While waiting for a better yield of these techniques, the transfer of oocyte from a donor mare to a recipient is an alternative solution practiced in the U.S.A.
Soon, cloning will appear as in all species.
Why make it simple when you can make it complicated? Modern breeding oriented towards competition is a game with subtle rules… How can we explain that the auction and race calendars have consequently that all Thoroughbred stud farms try to breed their mares at the most unfavorable time of the year? How to explain that a mare, if she is Thoroughbred, will not have the right to any artificial insemination technique; if she is a trotter, will have the right to artificial insemination, but only with fresh semen on the stallion’s place of residence; if she is a French saddle horse, she can be inseminated with fresh, transported or frozen semen, but only by going to an “approved” center; finally, if she is a draft mare, she can use fresh or frozen semen and be inseminated at home. It is certainly not the physiology of the various breeds that explains these differences!

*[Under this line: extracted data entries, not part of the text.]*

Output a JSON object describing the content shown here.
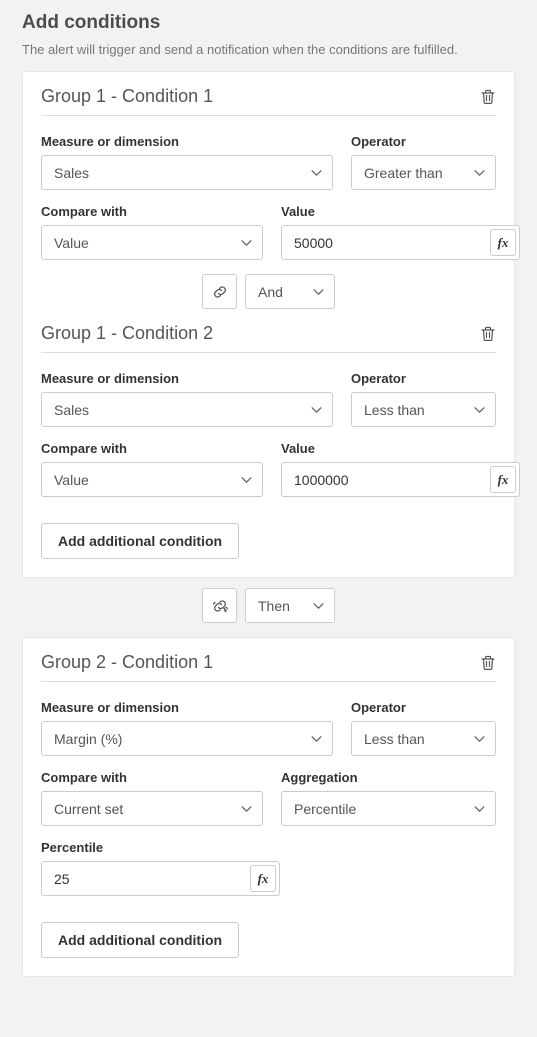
{
  "page": {
    "title": "Add conditions",
    "subtitle": "The alert will trigger and send a notification when the conditions are fulfilled."
  },
  "labels": {
    "measure": "Measure or dimension",
    "operator": "Operator",
    "compare": "Compare with",
    "value": "Value",
    "aggregation": "Aggregation",
    "percentile": "Percentile",
    "add": "Add additional condition"
  },
  "groups": [
    {
      "conditions": [
        {
          "title": "Group 1 - Condition 1",
          "measure": "Sales",
          "operator": "Greater than",
          "compare": "Value",
          "value": "50000"
        },
        {
          "title": "Group 1 - Condition 2",
          "measure": "Sales",
          "operator": "Less than",
          "compare": "Value",
          "value": "1000000"
        }
      ],
      "connector": "And"
    },
    {
      "conditions": [
        {
          "title": "Group 2 - Condition 1",
          "measure": "Margin (%)",
          "operator": "Less than",
          "compare": "Current set",
          "aggregation": "Percentile",
          "percentile": "25"
        }
      ]
    }
  ],
  "group_connector": "Then"
}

Struggles of interest and influence of the players in the industry result in increasingly complicated regulatory decisions. These create artificial situations that keep an army of administrators, zootechnicians and veterinarians alive and that weigh heavily on production costs. Only certainty, before becoming our toys, the foals will continue to be born of a mare and to gambol for their greatest pleasure, faithful to their natural behavior.